L’objet de la cognitio Dei naturalis était désigné comme : « aliqua de Dei ὑπάρξει, potentia, sapientia, bonitate et providentia notitia » (Gerhardt) ; insuffisante, dès lors : « ad salutem procurandam aut saltem damnationem arcendam » (Quenstedt). Son utilité toutefois était appelée : pædagogica, en ce qu’elle sollicitait l’homme à rechercher la vraie connaissance de Dieu ; pædeutica, dans l’intérêt de la discipline morale ; enfin : didactica, comme interprétative de la révélation biblique.
On y opposait la notitia Dei supernaturalis, qui est une « cognitio Dei unitrini rerumque divinarurn salvifica e verbo Dei scripto hausta, ad salutem hominum ordinata » (Quenstedt).
Pour nous, nous distinguons trois facteurs, dont l’un interne et deux externes, de la révélation naturelle : la conscience, qui est le témoignage inné du bien dans l’homme même, auquel répondent les deux facteurs externes : le témoignage de Dieu dans la nature (Romains 1.19-20), et son témoignage dans l’histoire (Actes 14.15-17 ; 17.26-28).
Deux exagérations contraires, dont la réfutation complète incombe à l’apologétique, se présentent à nous dans l’appréciation de la révélation naturelle et de la religion naturelle qui s’y rattache.
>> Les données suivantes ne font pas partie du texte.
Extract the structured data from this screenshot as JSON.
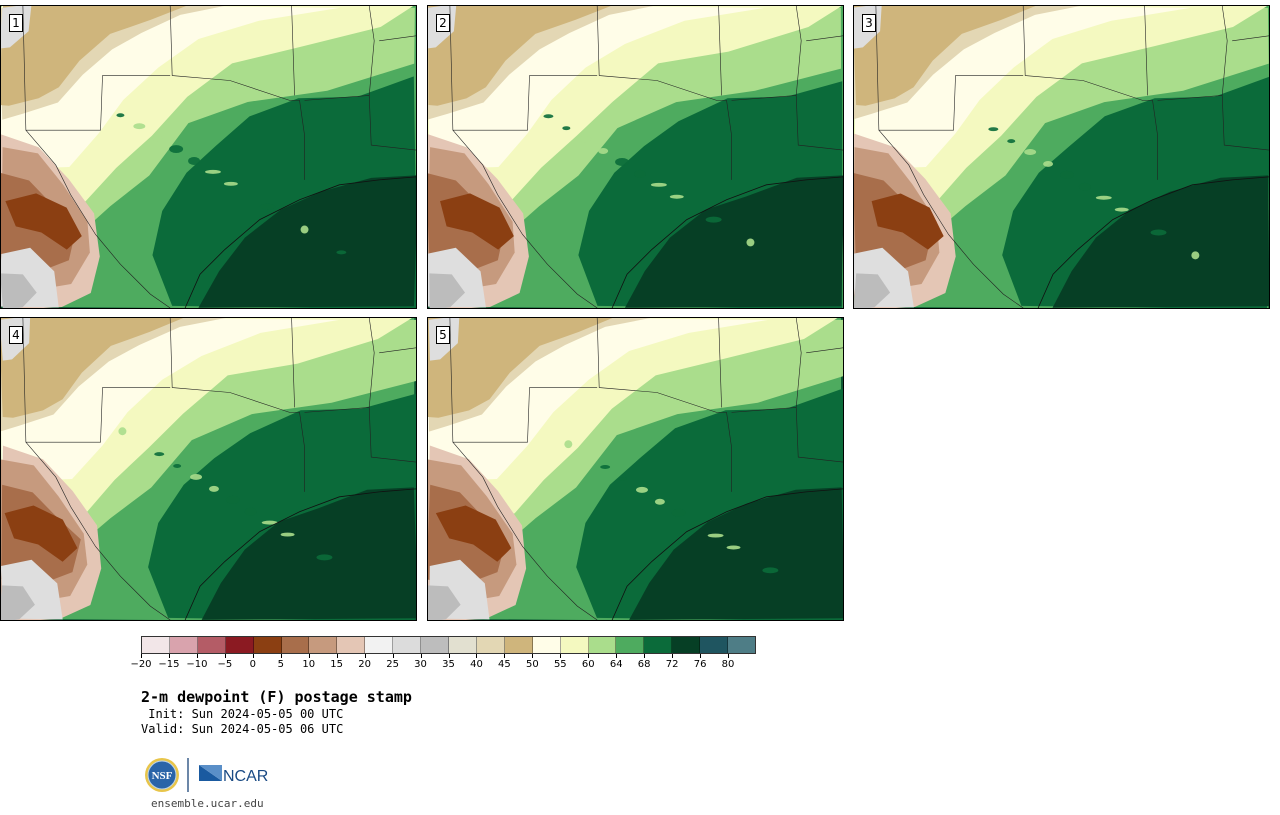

L’une, qui fut représentée avec éclat par Rousseau, consiste à déclarer la connaissance résultant de cette source primitive et universelle, suffisante à l’homme pour fournir sa carrière et accomplir sa destination morale.
La seconde exagération s’est produite récemment dans l’école de Ritschl, qui, à l’inverse de l’ancien déisme, dénie au contraire toute valeur à toute connaissance de Dieu étrangère et antérieure à la révélation de Dieu en Jésus-Christ, en la renvoyant à la « métaphysique ». S’appuyant de l’autorité de Luther et de Mélanchton dans sa première manière, Ritschl pose en principe que toute connaissance vivante de Dieu est liée à Christ, et que toute autre non seulement ne serait pas neutre, comme les scolastiques l’admettaient, mais « aboutit au mépris et à la haine de Dieu ». Mais, ajoute-t-il, si Dieu ne peut être connu véritablement que par Jésus-Christ, cette connaissance elle-même ne peut être renfermée que dans l’Eglise des croyants.
Nous sommes convaincu que l’auteur que nous citons a confondu dans son appréciation l’ignorance avec la méconnaissance de la révélation de Dieu en Jésus-Christ, lorsqu’il a attribué à la connaissance naturelle de Dieu comme telle, des caractères et des effets qui ne lui appartiennent que dès que sciemment et volontairement elle s’oppose à une révélation supérieure. Saint Jean n’a pas dit : « Quiconque ignore », mais : « Quiconque nie le Fils, n’a point le Père ! » (1 Jean 2.23).
L’erreur de Ritschl consiste à confondre, sous l’appellation de métaphysique, les résultats de la dialectique spéculative et les connaissances que procurent à l’homme, en dehors même des révélations historiques, les témoignages divins perçus par une foi vivante déjà, quoique incomplète. Mais par cette répudiation inconsidérée de toute connaissance religieuse préparatoire, la théologie et la nature humaine avec elle se privent de tout critère naturel et universel de la révélation particulière et historique de Dieu en Jésus-Christ, qui ne saura plus revendiquer devant l’âme et la conscience humaine que l’autorité du fait accompli.
Nous sommes convaincu que cette proscription passionnée de la connaissance naturelle de Dieu passera aux yeux de la postérité pour une des idiosyncrasies les plus singulières de l’école de Ritschl.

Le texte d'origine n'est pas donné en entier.